Like the Brazelton Newborn Behavioral Assessment Scale [1995] and the Schneider and Suomi [1992] assessment for rhesus monkeys, the PPNAS-M measures dimensions of state modulation or arousal, orientation or attention, and neuromotor maturity, all of which are important measures of early neurodevelopment [Als et al. 1977; Schneider and Suomi, 1992; Bayley, 1993]. The PPNAS-M both complements and expands upon the three marmoset developmental scales of Missler et al. [1992], Yamamoto [1993], and de Castro Leao et al. [2009] and illustrates well the numerous and sometimes very striking transitions during the initial one-month infant period.

For physical and neuromotor assessment, the PPNAS-M supports similar findings by Tardif et al. [2002] for necessary motor development required in order to survive early critical days and expands upon this early motor scale by combining motor, sensory, vestibular, and temperament tests to assess development beyond the first few days to one month of age.

It should be noted that as the goal of this project was to create a scale to evaluate normal neurobehavioral development, we strived to minimize the impact on the mother-infant bond by limiting the number of testing sessions, thus we were unable to assess the fleeting onset and offset of reflexes. Studies with repetitive testing on a nearly daily basis and possibly hand rearing [i.e. Schneider et al. 1991] are needed in order to definitively identify milestones in the rapidly developing marmosets.

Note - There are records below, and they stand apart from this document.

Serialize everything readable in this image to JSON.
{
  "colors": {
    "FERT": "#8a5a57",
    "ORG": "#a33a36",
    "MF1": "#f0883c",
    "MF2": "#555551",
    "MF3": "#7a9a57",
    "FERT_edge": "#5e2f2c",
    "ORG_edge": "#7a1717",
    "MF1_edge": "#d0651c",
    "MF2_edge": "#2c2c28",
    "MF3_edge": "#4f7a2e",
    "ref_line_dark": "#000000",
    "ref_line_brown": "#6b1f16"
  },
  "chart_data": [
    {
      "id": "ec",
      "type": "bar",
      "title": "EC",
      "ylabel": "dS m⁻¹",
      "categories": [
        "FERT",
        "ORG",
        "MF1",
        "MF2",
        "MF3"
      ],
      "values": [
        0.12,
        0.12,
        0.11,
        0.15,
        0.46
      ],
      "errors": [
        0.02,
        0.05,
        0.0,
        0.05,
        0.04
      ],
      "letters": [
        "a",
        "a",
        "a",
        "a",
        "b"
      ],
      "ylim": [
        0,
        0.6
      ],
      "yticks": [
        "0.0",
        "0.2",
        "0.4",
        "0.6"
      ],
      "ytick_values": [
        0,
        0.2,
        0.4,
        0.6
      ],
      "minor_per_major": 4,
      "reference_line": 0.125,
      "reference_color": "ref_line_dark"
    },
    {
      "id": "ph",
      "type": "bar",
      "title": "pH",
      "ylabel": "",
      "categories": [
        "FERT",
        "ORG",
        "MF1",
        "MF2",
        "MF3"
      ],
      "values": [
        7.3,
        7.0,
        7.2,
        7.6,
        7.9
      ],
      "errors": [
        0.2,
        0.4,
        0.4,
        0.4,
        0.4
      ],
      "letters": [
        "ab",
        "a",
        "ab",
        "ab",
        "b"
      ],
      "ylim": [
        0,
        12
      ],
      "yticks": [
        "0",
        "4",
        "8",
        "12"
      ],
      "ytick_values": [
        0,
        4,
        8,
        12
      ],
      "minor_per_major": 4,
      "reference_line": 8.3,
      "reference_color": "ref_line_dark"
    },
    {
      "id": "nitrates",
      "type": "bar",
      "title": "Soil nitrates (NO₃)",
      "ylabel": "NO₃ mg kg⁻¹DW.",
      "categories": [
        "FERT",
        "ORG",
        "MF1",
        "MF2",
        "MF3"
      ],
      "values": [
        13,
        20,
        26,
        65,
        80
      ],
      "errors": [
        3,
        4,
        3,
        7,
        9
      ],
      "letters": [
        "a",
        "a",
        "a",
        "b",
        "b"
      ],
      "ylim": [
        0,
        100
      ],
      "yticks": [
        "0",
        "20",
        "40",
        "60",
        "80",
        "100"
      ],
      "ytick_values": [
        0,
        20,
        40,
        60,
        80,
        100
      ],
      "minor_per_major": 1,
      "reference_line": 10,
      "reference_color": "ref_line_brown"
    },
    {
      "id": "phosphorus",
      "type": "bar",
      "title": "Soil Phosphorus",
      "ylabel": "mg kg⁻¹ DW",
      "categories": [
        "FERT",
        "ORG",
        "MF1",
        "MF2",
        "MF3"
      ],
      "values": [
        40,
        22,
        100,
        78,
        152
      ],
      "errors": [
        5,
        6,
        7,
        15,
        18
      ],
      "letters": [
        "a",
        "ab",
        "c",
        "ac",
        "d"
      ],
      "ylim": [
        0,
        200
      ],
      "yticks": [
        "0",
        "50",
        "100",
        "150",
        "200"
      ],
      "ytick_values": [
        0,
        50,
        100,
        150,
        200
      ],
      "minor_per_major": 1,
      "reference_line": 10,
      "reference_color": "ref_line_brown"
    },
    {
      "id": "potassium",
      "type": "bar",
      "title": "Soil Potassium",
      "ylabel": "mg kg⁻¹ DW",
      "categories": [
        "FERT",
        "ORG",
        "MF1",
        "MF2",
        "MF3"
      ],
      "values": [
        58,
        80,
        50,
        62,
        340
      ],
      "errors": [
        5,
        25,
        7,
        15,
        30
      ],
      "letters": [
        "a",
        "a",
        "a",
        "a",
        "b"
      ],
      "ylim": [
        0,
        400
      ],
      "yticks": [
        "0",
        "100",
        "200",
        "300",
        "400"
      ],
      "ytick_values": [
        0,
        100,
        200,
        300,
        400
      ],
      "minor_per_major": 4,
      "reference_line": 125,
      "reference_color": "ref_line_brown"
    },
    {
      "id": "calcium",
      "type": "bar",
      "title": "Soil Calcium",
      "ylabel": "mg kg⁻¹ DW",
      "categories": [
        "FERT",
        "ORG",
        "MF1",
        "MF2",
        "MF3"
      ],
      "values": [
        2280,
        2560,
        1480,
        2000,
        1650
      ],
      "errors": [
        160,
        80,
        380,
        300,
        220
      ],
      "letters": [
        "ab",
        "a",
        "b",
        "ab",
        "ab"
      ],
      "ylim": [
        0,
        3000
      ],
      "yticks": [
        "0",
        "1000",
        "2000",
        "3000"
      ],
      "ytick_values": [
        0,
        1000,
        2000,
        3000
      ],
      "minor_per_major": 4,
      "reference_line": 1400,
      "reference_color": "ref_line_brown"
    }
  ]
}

Specific items showed some variability among the individuals that were tested, suggesting that subtle developmental distinctions were detected. An interesting finding was that individuals with low day 15 scores had a higher maturation rate (i.e. tended to improve more rapidly) to day 30, whereas high scores at day 15 tended to remain more stable until day 30, suggesting a ceiling effect and the need of additional testing tools for older juveniles.

To conclude, the PPNAS-M is the first step in developing a suitable instrument for descriptive studies aiming to detect discreet differences on specific neurobehavioral measures as well as to create a larger assessment utilizing the different groupings. Further studies to validate its application and to assess differences between different experimental groups of animals, including its use for the assessment of normal and transgenic disease models (e.g. Parkinson's Disease, Fragile X) in marmoset monkeys are warranted.